I hadn't forgotten about the political realities that form this book, how Mia learns that many of the forests in Israel were planted over former Palestinian villages, and how Mia's political understanding of Palestinian oppression undoes her religious yearnings. I re-read many parts of the book in light of the news about the opening of the American embassy in Jerusalem last week, and the resulting violence in Gaza.  The New York Times podcast, The Daily reported two views of the embassy opening: Netanyahu's jubilant speech, and then the political reality of the violent suppression of Palestinian protest. Despite my rule against crying while driving, I couldn't help tearing up as I listened. I want Israel to be something it clearly is not: a place where my religious heritage is lived to its peaceful fullness, not an apartheid state where one's religious fulfilment only comes with the oppression of another. 

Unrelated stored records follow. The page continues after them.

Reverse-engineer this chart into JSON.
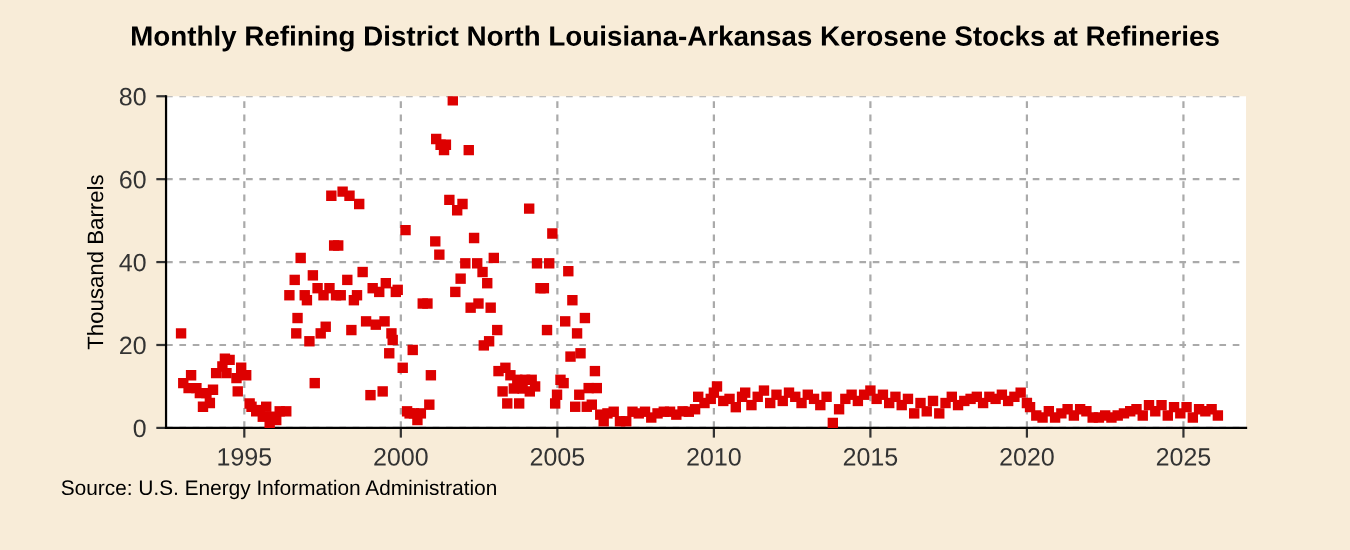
{
  "chart_data": {
    "type": "scatter",
    "title": "Monthly Refining District North Louisiana-Arkansas Kerosene Stocks at Refineries",
    "ylabel": "Thousand Barrels",
    "annotations": [
      "Source: U.S. Energy Information Administration"
    ],
    "xlim": [
      1992.5,
      2027
    ],
    "xticks": [
      1995,
      2000,
      2005,
      2010,
      2015,
      2020,
      2025
    ],
    "ylim": [
      0,
      80
    ],
    "yticks": [
      0,
      20,
      40,
      60,
      80
    ],
    "grid": true,
    "marker": "square",
    "series": [
      {
        "color": "#dd0000",
        "x": [
          1992.98,
          1993.05,
          1993.22,
          1993.3,
          1993.47,
          1993.58,
          1993.68,
          1993.79,
          1993.9,
          1994.0,
          1994.1,
          1994.3,
          1994.38,
          1994.53,
          1994.43,
          1994.75,
          1994.79,
          1994.9,
          1995.06,
          1995.17,
          1995.23,
          1995.38,
          1995.49,
          1995.59,
          1995.7,
          1995.81,
          1995.91,
          1996.02,
          1996.13,
          1996.34,
          1996.44,
          1996.61,
          1996.7,
          1996.66,
          1996.8,
          1996.93,
          1997.0,
          1997.08,
          1997.19,
          1997.25,
          1997.34,
          1997.44,
          1997.53,
          1997.6,
          1997.72,
          1997.78,
          1997.87,
          1998.0,
          1997.93,
          1998.08,
          1998.14,
          1998.29,
          1998.36,
          1998.42,
          1998.5,
          1998.6,
          1998.67,
          1998.78,
          1998.89,
          1999.03,
          1999.1,
          1999.2,
          1999.31,
          1999.42,
          1999.48,
          1999.52,
          1999.63,
          1999.7,
          1999.74,
          1999.84,
          1999.9,
          2000.06,
          2000.15,
          2000.2,
          2000.28,
          2000.38,
          2000.42,
          2000.53,
          2000.64,
          2000.7,
          2000.85,
          2000.91,
          2000.96,
          2001.1,
          2001.13,
          2001.23,
          2001.27,
          2001.38,
          2001.44,
          2001.55,
          2001.66,
          2001.74,
          2001.8,
          2001.91,
          2001.97,
          2002.06,
          2002.17,
          2002.23,
          2002.34,
          2002.44,
          2002.48,
          2002.61,
          2002.65,
          2002.76,
          2002.82,
          2002.87,
          2002.97,
          2003.08,
          2003.12,
          2003.25,
          2003.34,
          2003.4,
          2003.5,
          2003.61,
          2003.72,
          2003.78,
          2003.89,
          2003.97,
          2004.1,
          2004.12,
          2004.18,
          2004.29,
          2004.35,
          2004.46,
          2004.57,
          2004.67,
          2004.74,
          2004.84,
          2004.93,
          2004.99,
          2005.1,
          2005.2,
          2005.25,
          2005.35,
          2005.42,
          2005.48,
          2005.57,
          2005.63,
          2005.7,
          2005.74,
          2005.88,
          2005.94,
          2006.0,
          2006.1,
          2006.2,
          2006.26,
          2006.37,
          2006.48,
          2006.6,
          2006.8,
          2007.0,
          2007.2,
          2007.4,
          2007.6,
          2007.8,
          2008.0,
          2008.2,
          2008.4,
          2008.6,
          2008.8,
          2009.0,
          2009.2,
          2009.4,
          2009.5,
          2009.7,
          2009.9,
          2010.0,
          2010.1,
          2010.3,
          2010.5,
          2010.7,
          2010.9,
          2011.0,
          2011.2,
          2011.4,
          2011.6,
          2011.8,
          2012.0,
          2012.2,
          2012.4,
          2012.6,
          2012.8,
          2013.0,
          2013.2,
          2013.4,
          2013.6,
          2013.8,
          2014.0,
          2014.2,
          2014.4,
          2014.6,
          2014.8,
          2015.0,
          2015.2,
          2015.4,
          2015.6,
          2015.8,
          2016.0,
          2016.2,
          2016.4,
          2016.6,
          2016.8,
          2017.0,
          2017.2,
          2017.4,
          2017.6,
          2017.8,
          2018.0,
          2018.2,
          2018.4,
          2018.6,
          2018.8,
          2019.0,
          2019.2,
          2019.4,
          2019.6,
          2019.8,
          2020.0,
          2020.1,
          2020.3,
          2020.5,
          2020.7,
          2020.9,
          2021.1,
          2021.3,
          2021.5,
          2021.7,
          2021.9,
          2022.1,
          2022.3,
          2022.5,
          2022.7,
          2022.9,
          2023.1,
          2023.3,
          2023.5,
          2023.7,
          2023.9,
          2024.1,
          2024.3,
          2024.5,
          2024.7,
          2024.9,
          2025.1,
          2025.3,
          2025.5,
          2025.7,
          2025.9,
          2026.1
        ],
        "values": [
          22.8,
          10.8,
          9.6,
          12.7,
          9.6,
          8.4,
          5.1,
          8.4,
          6,
          9.2,
          13.2,
          14.8,
          16.7,
          16.4,
          13.2,
          12,
          8.8,
          14.5,
          12.7,
          5.9,
          5.1,
          4,
          4.3,
          2.7,
          5.1,
          0.8,
          2.7,
          1.9,
          4,
          4,
          32,
          35.7,
          26.5,
          22.8,
          41,
          32,
          30.8,
          20.9,
          36.8,
          10.8,
          33.7,
          22.8,
          32,
          24.4,
          33.7,
          56,
          44,
          44,
          32,
          32,
          57,
          35.7,
          56,
          23.6,
          30.8,
          32,
          54,
          37.6,
          25.7,
          7.9,
          33.7,
          24.9,
          32.8,
          8.8,
          25.7,
          34.9,
          18,
          22.8,
          21.2,
          32.8,
          33.3,
          14.5,
          47.7,
          4,
          3.5,
          18.8,
          3.5,
          1.9,
          3.5,
          30,
          30,
          5.6,
          12.7,
          45,
          69.7,
          41.8,
          68.3,
          67,
          68.3,
          55,
          79,
          32.8,
          52.5,
          36,
          54,
          39.7,
          67,
          29,
          45.8,
          39.7,
          30,
          37.6,
          19.9,
          34.9,
          20.9,
          29,
          41,
          23.6,
          13.7,
          8.8,
          14.5,
          5.9,
          12.7,
          9.5,
          11.6,
          5.9,
          9.5,
          11.6,
          52.9,
          8.8,
          11.6,
          10,
          39.7,
          33.7,
          33.7,
          23.6,
          39.7,
          46.9,
          5.9,
          8,
          11.6,
          10.8,
          25.7,
          37.8,
          17.2,
          30.8,
          5.1,
          22.8,
          8,
          18,
          26.5,
          5.1,
          9.6,
          5.6,
          13.7,
          9.6,
          3.2,
          1.6,
          3.5,
          3.9,
          1.6,
          1.6,
          3.9,
          3.5,
          3.9,
          2.5,
          3.5,
          3.9,
          3.9,
          3.2,
          4,
          3.9,
          4.5,
          7.5,
          6,
          7,
          8.5,
          10,
          6.5,
          7,
          5,
          7.5,
          8.5,
          5.5,
          7.5,
          9,
          6,
          8,
          6.5,
          8.5,
          7.5,
          6,
          8,
          7,
          5.5,
          7.5,
          1.2,
          4.5,
          7,
          8,
          6.5,
          8,
          9,
          7,
          8,
          6,
          7.5,
          5.5,
          7,
          3.5,
          6,
          4,
          6.5,
          3.5,
          6,
          7.5,
          5.5,
          6.5,
          7,
          7.5,
          6,
          7.5,
          7,
          8,
          6.5,
          7.5,
          8.5,
          6,
          5,
          3,
          2.5,
          4,
          2.5,
          3.5,
          4.5,
          3,
          4.5,
          4,
          2.5,
          2.5,
          3,
          2.5,
          3,
          3.5,
          4,
          4.5,
          3,
          5.5,
          4,
          5.5,
          3,
          5,
          3.5,
          5,
          2.5,
          4.5,
          4,
          4.5,
          3
        ]
      }
    ]
  }
}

Throughout the week my Facebook feed filled up with Israel/Palestinian stories, most of them sensitive to the Palestinian plight. I felt relieved and vindicated, and less alone as a Jew, until I reminded myself that this wasn't indicative of how the Jewish world really felt. It's so easy to surround ourselves with our own opinions on social media that the few well-written, but supportive of Israel posts stuck out as treasonous diatribes, despite their careful wording and sensitivity. 

One post in my feed that caught my attention, was a link to an article on The Conversation by my friend Dorit Naaman, a Film and Media professor at Queen's University. Naaman is the director of the film Jerusalem, We Are Here, an interactive documentary that digitally re-inscribes Palestinians into the Jerusalem neighbourhoods they were evicted from in 1948.
Naaman's film reminds us of the 750,000 Palestinians who were evicted from their homes during The Nakhba, or catastrophe, and who by Israeli law do not have the right to return. Most Israelis who live in former Arab houses in Jerusalem, Haifa and Jaffa know nothing of the former inhabitants. Naaman's film attempts to fix this. "I realize that if we - as Israelis- do not face the past and remedy its wrongs, we will have no future," Naaman says. Israel is slowly moving toward a One State solution, and the only way toward reconciliation, Naaman writes, is through acknowledgement and compensation. 

The Book of Trees hasn't sold many copies. It received an icy reception in the Jewish publishing world, and even friends weren't always sure how to respond. One 'friend' said she wouldn't read it at all, that any criticism of Israel was anti-Semitic. I think my (non-Jewish) publisher was brave to take on the book, and didn't realize how unpopular the conclusions are that Mia comes to about the narrative of Jewish return. Mia wants Israel to be the culmination of everything she's learned about Judaism, but she can't help feeling that her own return is at the expense of other people who actually live on the land. 

It's a little odd to feel nostalgic or regretful about a book written more than ten years ago, but I still have secret hopes that somewhere Jewish teens are reading it and reconsidering their perceptions about Zionism. I hope that maybe they're getting a more balanced view of Israel and the moral obligations of being a nation.